Three Honolulu police officers believe they should not be part of a lawsuit alleging they used excessive force and wrongfully arrested a 10-year-old girl at school for an allegedly offensive drawing in 2020.
The officers, Christine Nevez, Warren Ford and Corey Perez, handcuffed the girl at the Honowai Elementary School in Waipahu and detained her for hours at the Pearl City police station. A school administrator called police after the girl got involved in drawing a cartoon about another student who may have been bullying her.
The girl’s mother, Tamara Taylor, sued officers, as well as the city and county of Honolulu, the Hawaii Department of Education, and the school’s assistant principal in January 2022.
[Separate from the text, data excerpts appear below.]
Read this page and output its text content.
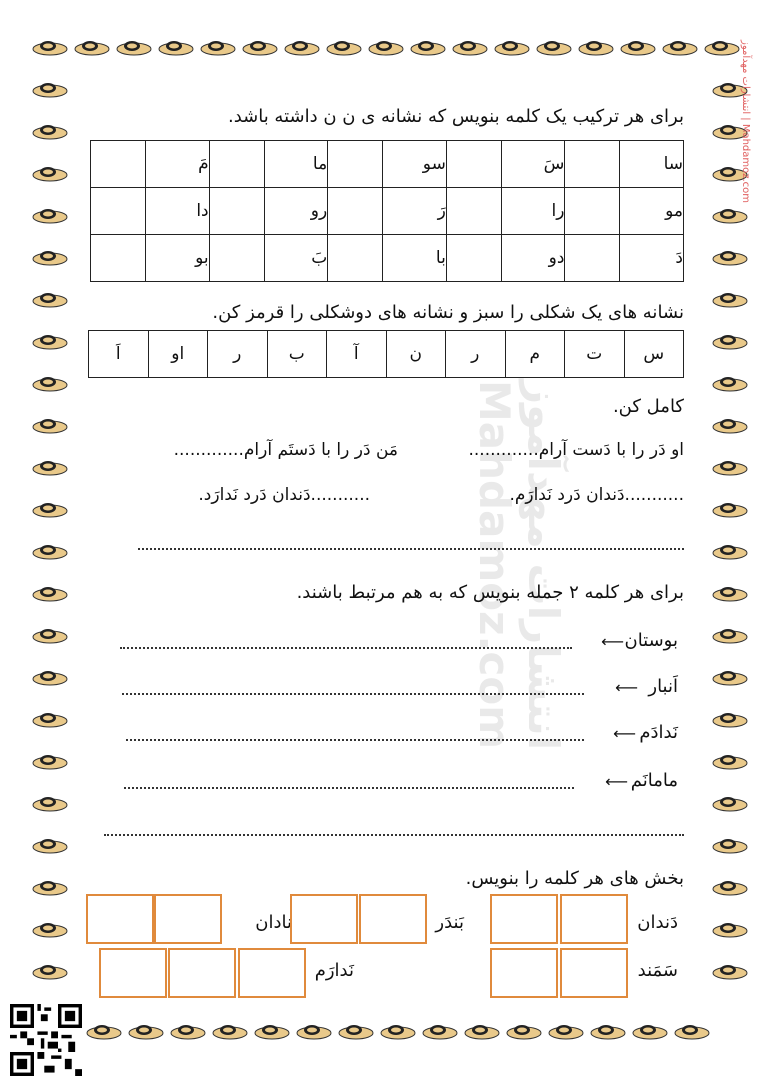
انتشارات مهدآموز | Mahdamoz.com
انتشارات مهدآموز Mahdamoz.com
برای هر ترکیب یک کلمه بنویس که نشانه ی ن ن داشته باشد.
سا		سَ		سو		ما		مَ	
مو		را		رَ		رو		دا	
دَ		دو		با		بَ		بو	
نشانه های یک شکلی را سبز و نشانه های دوشکلی را قرمز کن.
س	ت	م	ر	ن	آ	ب	ر	او	اَ
کامل کن.
او دَر را با دَست آرام.............
مَن دَر را با دَستَم آرام.............
...........دَندان دَرد نَدارَم.
...........دَندان دَرد نَدارَد.
برای هر کلمه ۲ جمله بنویس که به هم مرتبط باشند.
بوستان
⟵
اَنبار
⟵
نَدادَم
⟵
مامانَم
⟵
بخش های هر کلمه را بنویس.
دَندان
بَندَر
نادان
سَمَند
نَدارَم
Lawyers for the girl, identified as NB in the lawsuit, wrote that while several children were involved in creating the image, she was selected because she was black. The lawsuit adds that the officers did not read the girl her Miranda rights before questioning her and that when they learned that she told the school nurse that she “wondered what it would be like to spend a day in jail,” the officers “were bothered” and handcuffed her.
The drawing featured “a girl holding and pointing a gun with a severed head at her feet” as well as offensive writing, according to a letter written by then-acting HPD chief Rade Vanic. “It is NOT motivated by race,” Vanic wrote.
The state Attorney General’s office called it a “death threat” in a filing filed last May on behalf of the Department of Education.
But the drawing “was delivered against her wishes” without anyone named in the lawsuit knowing “who wrote or drew what part of the drawing,” Mateo Caballero, a lawyer representing the girl, wrote in an email to an attorney general. attach.
The officers appealed to the US Court of Appeals for the Ninth Circuit this April after US District Court Judge Helen Gillmor rejected their requests for qualified immunity, citing a paucity of information about what happened. .
Qualified immunity, according to the Cornell Law School Institute for Legal Information, protects a government official from lawsuits alleging that the official violated a person’s rights, unless it was a “clearly obvious” statutory or constitutional right. established”.

“The court does not have the facts that are necessary to determine qualified immunity with respect to false arrest claims,” Gillmor wrote in a March ruling. “There is insufficient information about how many children participated in the drawing, which children contributed to which parts of the drawing and/or words, and whether the drawing ever presented a threat. Questions of knowledge, intent, and reasonableness are also raised,” she wrote.
HPD spokeswoman Michelle Yu said in an email: “HPD acted appropriately under the circumstances of this case.” The officers remain on full duty, Yu said.
The Corporation’s deputy attorney, Robert Kohn, declined to comment. In a court filing, Kohn wrote that the officers admitted to arresting, handcuffing and taking the girl to the Pearl City police station. He also wrote that the court no longer had jurisdiction because the appeal was pending.
Jongwook Kim, an attorney with the Hawaii American Civil Liberties Union who also represents Taylor and her daughter, declined to discuss the case. But he said appeals to the Ninth Circuit regarding qualified immunity are common, especially when suing police officers. Police often mention qualified immunity to protect themselves from civil liability.
In December, the Ninth Circuit found that qualified immunity could not stop a lawsuit against a Los Angeles Police Department officer who shot and killed 30-year-old Albert Dorsey in 2018, the LA Times reported. A three-judge panel ruled 2-1 that enough about the incident was uncertain that Officer Edward Agdeppa’s request for qualified immunity should not prevent a lawsuit from advancing to a jury. Agdeppa had appealed a lower court’s decision to reject his qualified immunity request.
In the summer of 2020, after the murder of George Floyd, the US House of Representatives nearly removed qualified immunity with the George Floyd Justice in Policing Act, but the law failed.
“Officers don’t need qualified immunity to protect them from bankruptcy when sued; local governments almost always foot the bill,” writes UCLA law professor Joanna Schwartz in “Shielded: How The Police Became Untouchable.” In a study of 81 jurisdictions over six years, Schwartz found that police officers paid 0.02% of the $735 million plaintiffs won, with an average of $4,194 per payout.
While the qualified immunity appeal doesn’t necessarily jeopardize Honolulu’s case, it will likely set it back.
In some 1,200 cases that Schwartz studied, less than 4% were dismissed on grounds of qualified immunity. But every time a defendant files a qualified immunity motion, more investigation, briefings, and arguments take place.